The lawsuit claimed negligence against Princess Cruises in failing to have proper screening protocols in place before the trip despite the Diamond Princess outbreak, saying passengers “were simply asked to fill out a piece of paper confirming they were not sick.”

“Not one passenger was questioned, let alone examined in any capacity,” the lawsuit read. “Incredibly, not one of those sixty two passengers or crew members who were mixing and mingling with the infected prior passengers were ever examined during the instant voyage until being tested for the virus on Thursday March 5, 2020, two weeks after the ship sailed.”

The Kurivials were aboard the ship when the lawsuit was filed this week, it said, and had been anchored off the coast of San Francisco since March 4. The lawsuit also said Princess Cruises sent emails to passengers on the previous sailing on February 25 to notify them of a potential coronavirus exposure, but that the Kurivials weren’t given the same information or they “would have disembarked at the first port of call” in Hawaii the next day — which a crew member did as a result of the coronavirus, the lawsuit said.

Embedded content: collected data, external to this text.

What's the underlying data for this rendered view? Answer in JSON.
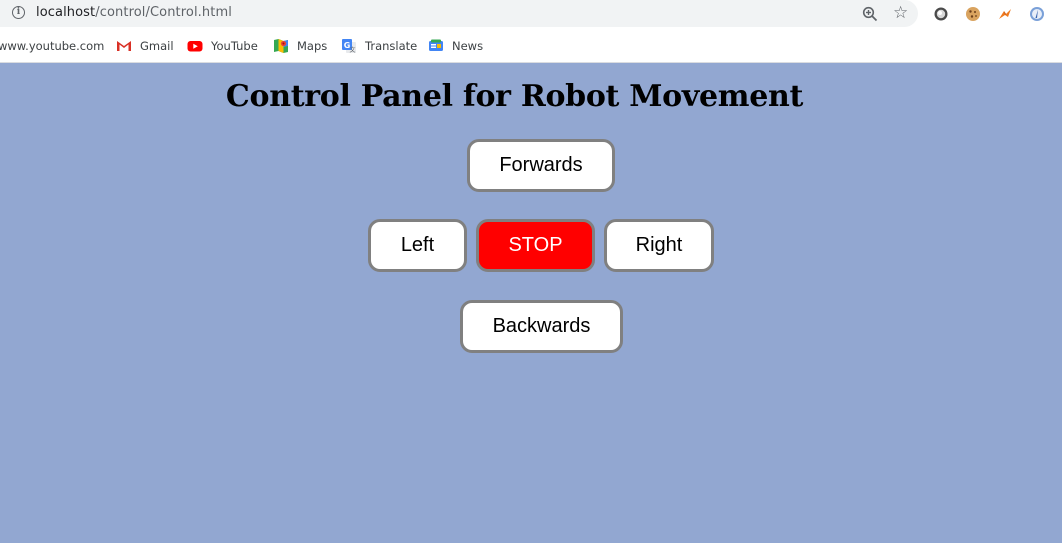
{
  "browser": {
    "url_host": "localhost",
    "url_path": "/control/Control.html",
    "icons": {
      "info": "info-icon",
      "zoom": "zoom-in-icon",
      "bookmark_star": "star-icon",
      "extensions": [
        "grey-circle-extension-icon",
        "cookie-extension-icon",
        "fox-extension-icon",
        "blue-circle-extension-icon"
      ]
    }
  },
  "bookmarks": {
    "items": [
      {
        "label": "www.youtube.com",
        "icon": "none"
      },
      {
        "label": "Gmail",
        "icon": "gmail-icon"
      },
      {
        "label": "YouTube",
        "icon": "youtube-icon"
      },
      {
        "label": "Maps",
        "icon": "maps-icon"
      },
      {
        "label": "Translate",
        "icon": "translate-icon"
      },
      {
        "label": "News",
        "icon": "news-icon"
      }
    ]
  },
  "page": {
    "background_color": "#92a7d1",
    "title": "Control Panel for Robot Movement",
    "buttons": {
      "forwards": "Forwards",
      "left": "Left",
      "stop": "STOP",
      "right": "Right",
      "backwards": "Backwards"
    },
    "stop_color": "#ff0000"
  }
}
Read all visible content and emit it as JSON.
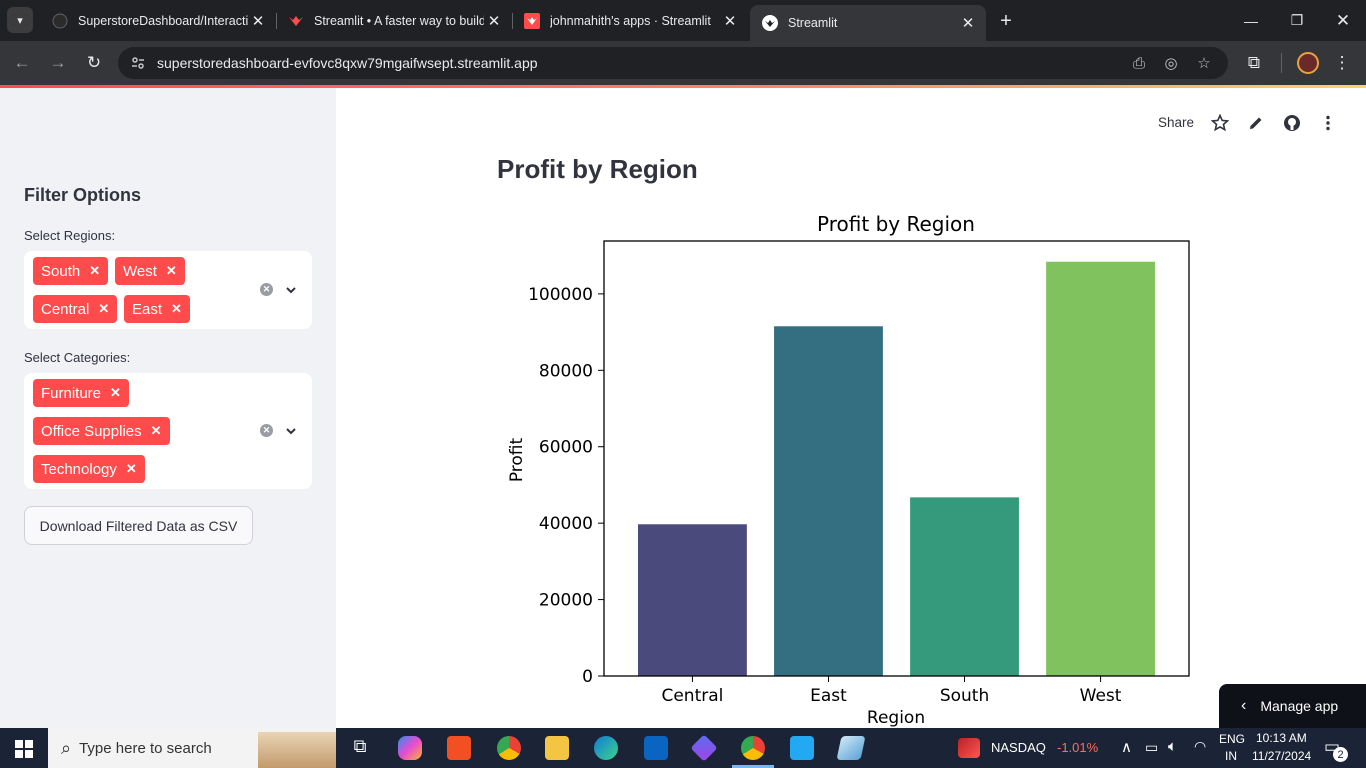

The Kurivials weren’t informed of the departure. 

Had the two known about the risk before sailing, the lawsuit said, they would have never boarded at all. 

The lawsuit described Princess Cruises as having a “lackadaisical approach to the safety” of the Kurivials, and said the line’s actions are an “extreme departure” from “what a reasonably careful cruise line would do” given their age and unspecified underlying medical conditions. 

“Defendant Princess chose to place profits over the safety of its passengers, crew and the general public in continuing to operate business as usual, despite their knowledge of the actual risk of injury to Plaintiffs,” the lawsuit said. 

Princess Cruises told Business Insider that it has “not been served with any lawsuit relating to this matter,” and that the company won’t comment on pending litigation. The statement sent to Business Insider mirrors one given to CNN in response to the Weissbergers’ similar claims. 

“Princess Cruises has been sensitive to the difficulties the COVID-19 outbreak has caused to our guests and crew,” the statement said. “Our response throughout this process has focused on the well-being of our guests and crew within the parameters mandated on us by the government agencies involved and the evolving medical understanding of this new illness.”